Cutting open on dense accordion-tinged chords, “Roots” opens with a menacing crawl as Ørsted ‘s vocals fly through with satisfying crisp tones. With haunting harmonies flickering through the background the track carries a demented emotion to it before the strings start to sprinkle in. Twisting her vocals up and down the register, she hits an endlessly catchy chorus as her layered production hits its fully fleshed out assault of sound. Using her voice like the dense mix of instruments on the track, she questions where she truly belongs anymore.

“When I Was Young” kicks into more of Ørsted ‘s pop singles as it bounces along with clever percussion and sprinkles of synth. Taking advantage of this production, the pre-chorus builds on intoxicating vocal hooks, as the swelling harmonies beg for crowds to sing along in a live setting. Dropping to the chorus, there’s a hint of circus energy as she brings in the kind of electric swing that you’d more likely expect from a Caravan Palace or Parov Stelar. Her reflective lyrics dissect the excitement of youth while also yearning for it deeply for a track that celebrates its energy. Blending her catchy pop with some of the more outlandish production of her albums, this track serves as an interesting crossroads of her style.

Pushing her vocal register to a limit that barely sounds like her real voice anymore, “Turn My Heart To Stone” feels like Ørsted testing herself as much as she’s expressing herself. Through each “Wish I could, Wish I Could” the vocals become more addictive, as she leads into a suave and entrancing saxophone riff that gives the song a more jazz feeling. Layering in her instrumentation in weirdly useful ways at stranger parts of the song, the track feels like a constantly evolving beast. Her own call and response play with herself is just as fun, showing a sense of inner turmoil that is rarely shown so harshly.

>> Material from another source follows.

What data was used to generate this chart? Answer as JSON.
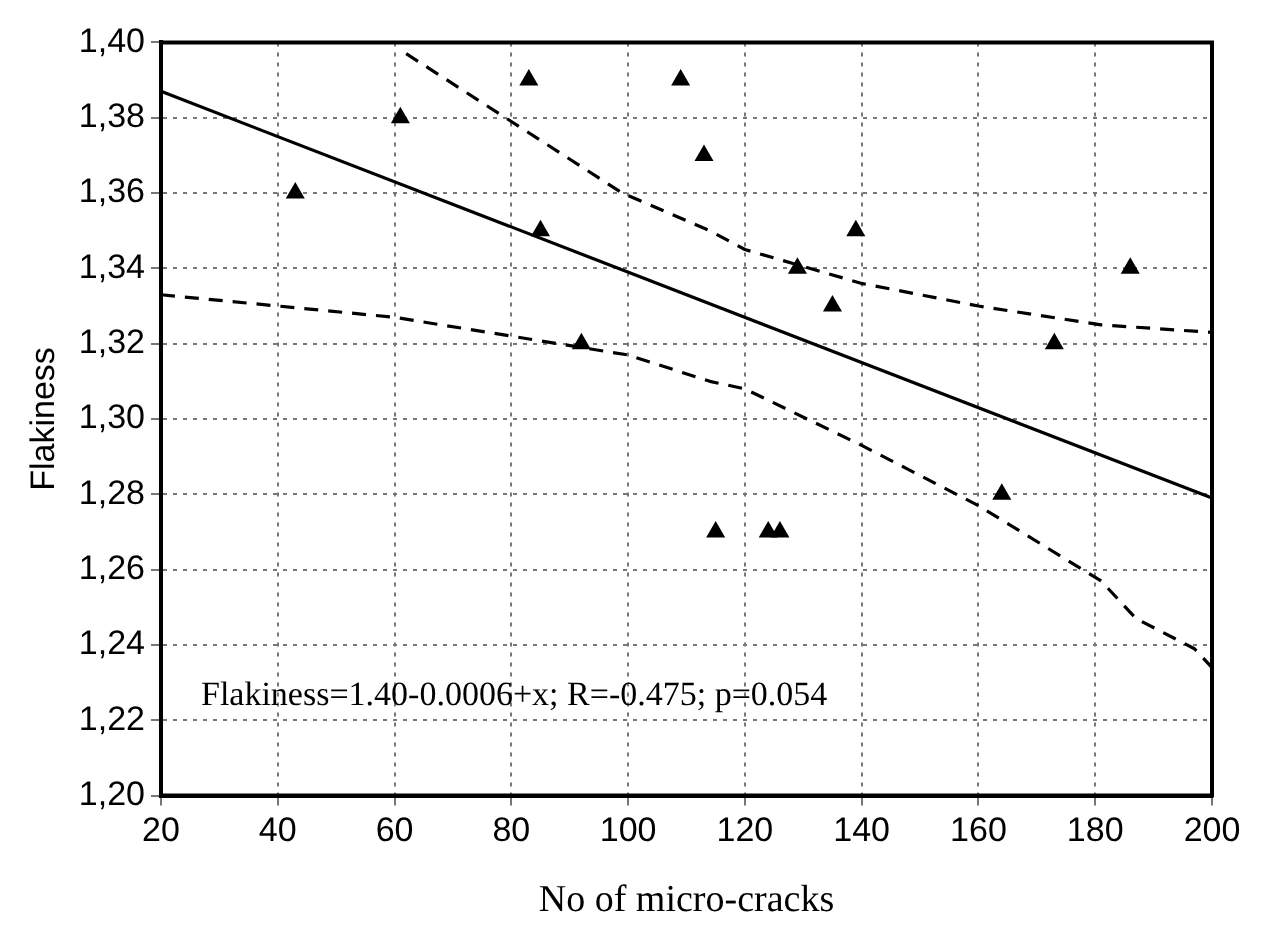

“Linking With You” gives a new take on her warped production previously seen on tracks like “Drum,” as she bends drums and even her own vocals into totally different instruments. Cascading her “All That I Do” vocals higher and higher, the song hits its booming chorus with euphoria, as each flaring synth moves the song from relaxing to dancing. Giving her signature raw rasps in the second verse as she slowly tumbles into her own harmonies, the track has a fun cycling feel in its delivery. Slowly ramping up each hook in the bridge, she hits the climactic yell with a perfect blend of grit and lush pop.

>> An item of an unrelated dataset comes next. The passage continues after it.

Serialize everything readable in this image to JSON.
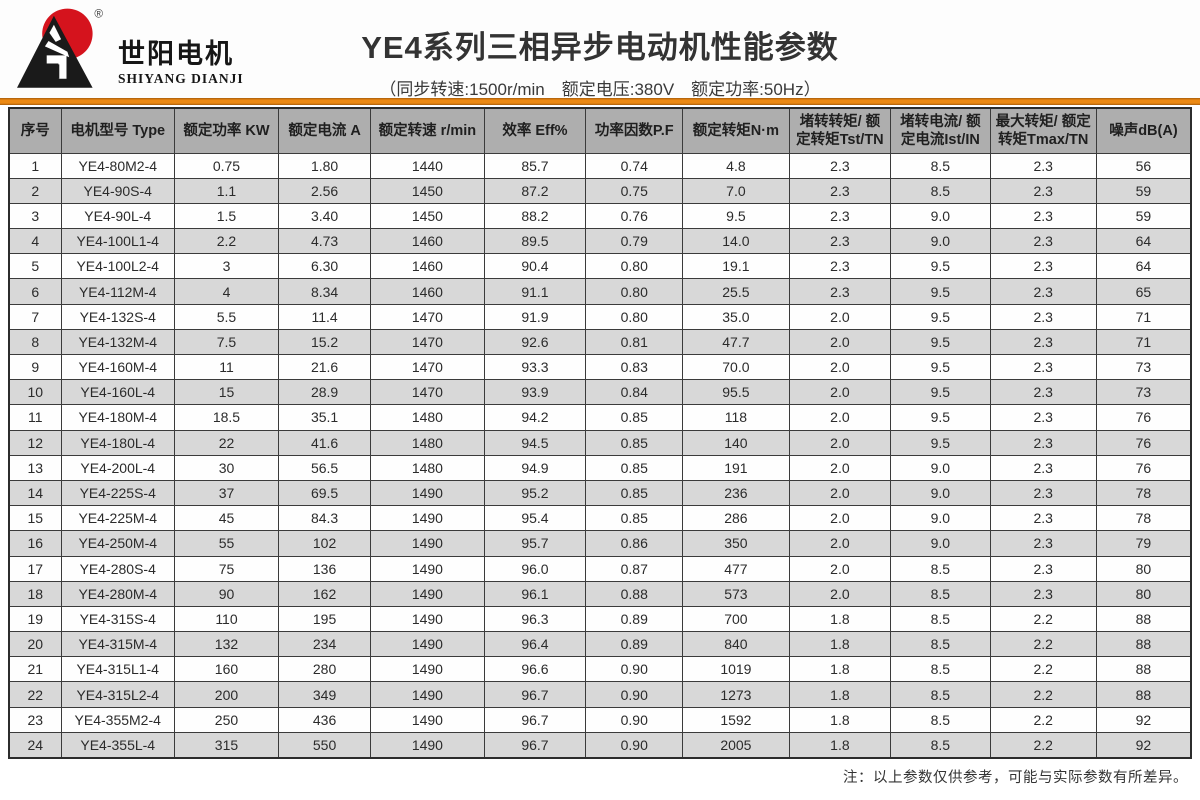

Singing on her own broken harmonies, “Bb” has a strange sense of discordant relationships before the lyrics tell you this directly. Cutting the music in and out for sharp vocal moments, the song feels deeply personal, especially as some of Ørsted’s older harmonic work shows up in the track’s chorus. Offering a cute modern alternative to the constant use of “Baby” in songs, the muttered “Bb” has a strange and sweet ring to it in song. Coming out of the chorus wailing at her most passionate, she hits the final chorus soaring and bringing a full range of vocals on top of already huge instrumentation.

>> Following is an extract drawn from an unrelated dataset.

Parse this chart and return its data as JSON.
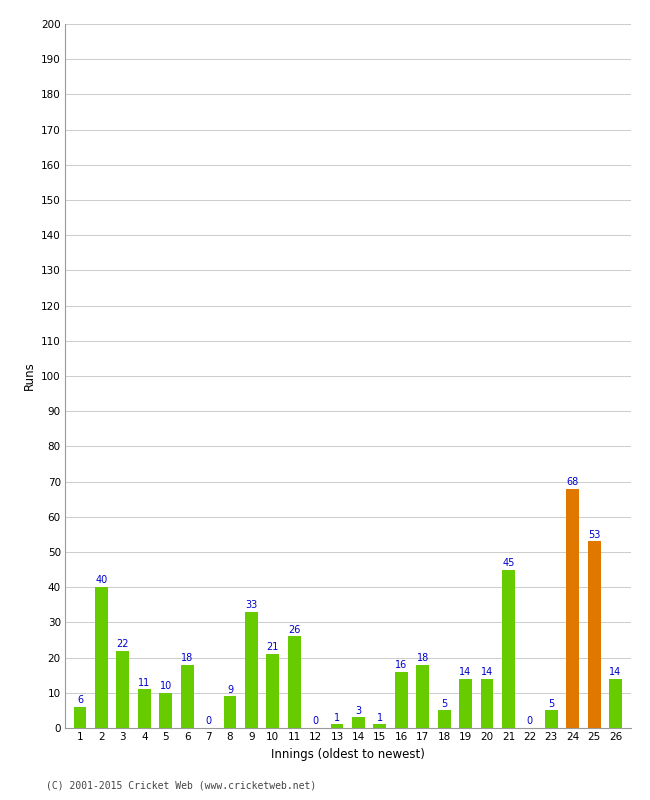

Bringing things down to a sparse darkness on “Run Away” she gives a more shimmering and bass-filled take on Lana Del Rey’s venomous retro pop. Slipping in little high notes as she brings in a warm and cheery chorus, the track has a deep sense of sadness to it to. Leaning into her more classic sound the most, the track highlights her vocals much more dynamically than the rest of the record and lets the guitars really pop.